[verdachte],
geboren op [geboortedatum] in [geboorteplaats],
wonende in [woonplaats],
thans gedetineerd in het huis van bewaring in Aruba.
Het onderzoek ter openbare terechtzitting heeft plaatsgevonden op 20 mei 2022. De verdachte is verschenen, bijgestaan door haar raadsvrouw, mr. D.G. Croes, advocaat in Aruba.
De officier van justitie, mr. E. Stevens, heeft ter terechtzitting vrijspraak gevorderd van hetgeen de verdachte onder 1 primair en 2 primair is ten laste gelegd.

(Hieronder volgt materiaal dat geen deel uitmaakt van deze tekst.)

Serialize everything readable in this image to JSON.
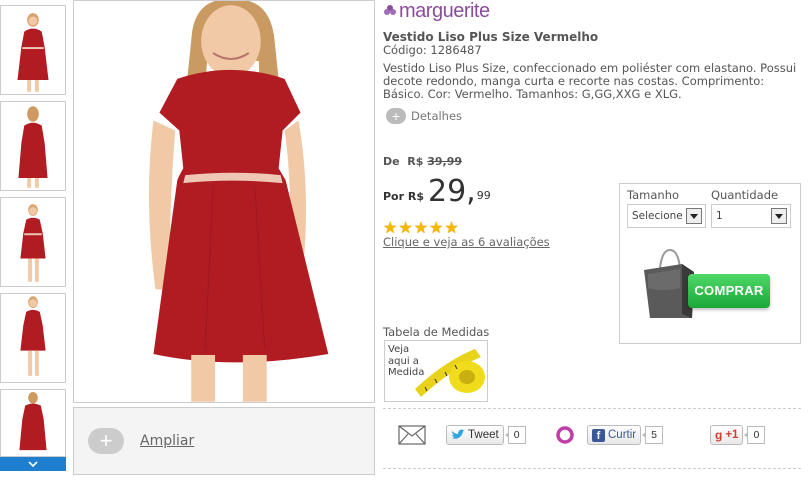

Hij heeft verder gevorderd dat het Gerecht het onder 1 subsidiair en 2 subsidiair ten laste gelegde bewezen zal verklaren en de verdachte daarvoor zal veroordelen tot een gevangenisstraf voor de duur van vier (4) jaren, met aftrek van voorarrest.
De raadsvrouw heeft, conform de door haar overgelegde pleitnota, bepleit dat de verdachte zal worden vrijgesproken van de ten laste gelegde feiten.
Aan de verdachte is ten laste gelegd:
1. dat zij op een of meer tijdstippen in of omstreeks de periode van 26 augustus 2011 tot en met 25 augustus 2017 in Aruba, met haar kind, te weten [kind 1], geboren op [geboortedatum kind 1], die toen de leeftijd van twaalf jaren nog niet had bereikt, handelingen heeft gepleegd, die bestonden uit of mede bestonden uit het seksueel binnendringen van het lichaam van voornoemde [kind 1], hebbende zij verdachte, meermalen, althans eenmaal
- de penis van die [kind 1] gezogen en/of
- die [kind 1]de vagina van verdachte doen likken/zuigen en/of
- die [kind 1] de vagina van zijn minderjarige zus doen likken/zuigen en/of
- de penis van die [kind 1] doen zuigen door de minderjarige zus van die [kind 1] en/of
- haar tong in de mond van die [kind 1] gestopt;
althans indien ten aanzien van het vorenstaande geen veroordeling mocht kunnen volgen
dat zij op een of meer tijdstippen in of omstreeks de periode van 26 augustus 2011 tot en met 25 augustus 2017 in Aruba, (telkens) ontucht heeft gepleegd met haar kind, te weten [kind 1], geboren op [geboortedatum kind 1], door meermalen, althans eenmaal (telkens)
- de penis van die [kind 1] te zuigen en/of
- die [kind 1] de vagina van verdachte te doen likken/zuigen en/of
- die [kind 1] de vagina van zijn minderjarige zus te doen likken/zuigen en/of
- de penis van die [kind 1] te doen zuigen door de minderjarige zus van die [kind 1] en/of
- haar tong in de mond van die [kind 1] te stoppen;
2. dat zij op een of meer tijdstippen in of omstreeks de periode van 26 augustus 2011 tot en met 25 augustus 2017 in Aruba, met haar kind, te weten [kind 2], geboren op [geboortedatum kind 2], die toen de leeftijd van twaalf jaren nog niet had bereikt, handelingen heeft gepleegd, die bestonden uit of mede bestonden uit het seksueel binnendringen van het lichaam van voornoemde [kind 2], hebbende zij verdachte, meermalen, althans eenmaal
- de vagina van die [kind 2] gezogen en/of
- die [kind 2] de vagina van verdachte doen likken/zuigen en/of
- die [kind 2] de penis van haar minderjarige broer doen likken/zuigen en/of
- de vagina van die [kind 2] doen likken/zuigen door de minderjarige broer van die [kind 2];
althans indien ten aanzien van het vorenstaande geen veroordeling mocht kunnen volgen
dat zij op een of meer tijdstippen in of omstreeks de periode van 26 augustus 2011 tot en met 25 augustus 2017 in Aruba, (telkens) ontucht heeft gepleegd met haar kind, te weten [kind 2], geboren op [geboortedatum kind 2], door meermalen, althans eenmaal (telkens)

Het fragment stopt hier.